Los estudiosos aseguran que la evolución del ser humano está ligada a la espiritualidad; muchos pueblos se benefician cuando seres evolucionados tienen la oportunidad de conducirlos, porque saben superar el egoísmo que les permite dominar sus instintos bajos, en función de desapego, entrega y servicio a la nación entera.

En contraste, los ávidos de poder, lo buscan y se aferran a él con fines puramente personales, llevando a sus pueblos a la destrucción paulatina.

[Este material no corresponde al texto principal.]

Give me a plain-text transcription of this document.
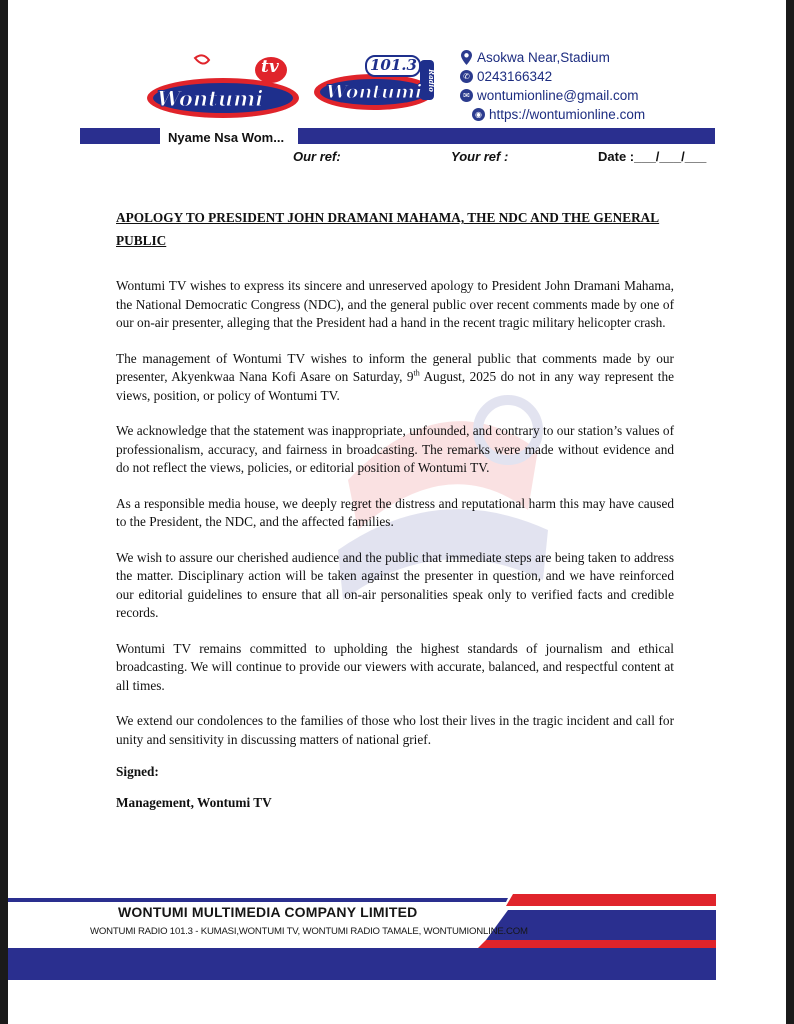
tv
Wontumi
101.3
Wontumi
Radio
Asokwa Near,Stadium
✆ 0243166342
✉ wontumionline@gmail.com
◉ https://wontumionline.com
Nyame Nsa Wom...
Our ref:	Your ref :	Date :___/___/___
APOLOGY TO PRESIDENT JOHN DRAMANI MAHAMA, THE NDC AND THE GENERAL PUBLIC

Wontumi TV wishes to express its sincere and unreserved apology to President John Dramani Mahama, the National Democratic Congress (NDC), and the general public over recent comments made by one of our on-air presenter, alleging that the President had a hand in the recent tragic military helicopter crash.

The management of Wontumi TV wishes to inform the general public that comments made by our presenter, Akyenkwaa Nana Kofi Asare on Saturday, 9th August, 2025 do not in any way represent the views, position, or policy of Wontumi TV.

We acknowledge that the statement was inappropriate, unfounded, and contrary to our station’s values of professionalism, accuracy, and fairness in broadcasting. The remarks were made without evidence and do not reflect the views, policies, or editorial position of Wontumi TV.

As a responsible media house, we deeply regret the distress and reputational harm this may have caused to the President, the NDC, and the affected families.

We wish to assure our cherished audience and the public that immediate steps are being taken to address the matter. Disciplinary action will be taken against the presenter in question, and we have reinforced our editorial guidelines to ensure that all on-air personalities speak only to verified facts and credible records.

Wontumi TV remains committed to upholding the highest standards of journalism and ethical broadcasting. We will continue to provide our viewers with accurate, balanced, and respectful content at all times.

We extend our condolences to the families of those who lost their lives in the tragic incident and call for unity and sensitivity in discussing matters of national grief.

Signed:

Management, Wontumi TV

WONTUMI MULTIMEDIA COMPANY LIMITED
WONTUMI RADIO 101.3 - KUMASI,WONTUMI TV, WONTUMI RADIO TAMALE, WONTUMIONLINE.COM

La escala evolutiva nos lleva a estados de conciencia donde se cultivan valores únicos como la ética, la estética, lo humanitario, lo heroico y lo altruista. El estado de cosas en Nicaragua, indica que Ortega va en la dirección contraria, hacia la oscura selva donde reina la bestialidad, el instinto animal despojado de espiritualidad. Muchos observadores enfatizan que su mujer, con conceptos esotéricos cuestionables, ha jugado un papel determinante en la involución de su esposo. Ambos han caído en una ilusión mesiánica, creyéndose “salvadores” de la nación, mientras sus estados anímicos permanecen cavernarios.

Lo más trágico es que el cavernario no está solo en ese mundo oscuro. La misma realidad torcida es percibida por muchos cómplices en el orteguismo actual asegurando una vida más cómoda, más personal, más familiar por haber caído ante la ambición.

Todos los allegados al dictador y su mujer, no tienen memoria, viven en un mundo de opulencia, de abuso de poder, de avaricia descontrolada y de anacronismo degradante.

Es un proceso involutivo descrito magistralmente por Thomas Adams de esta manera: “El ambicioso sube por escaleras altas y peligrosas y nunca se percata de cómo va a bajar: el deseo de subir ha anulado en él, el miedo de la caída”.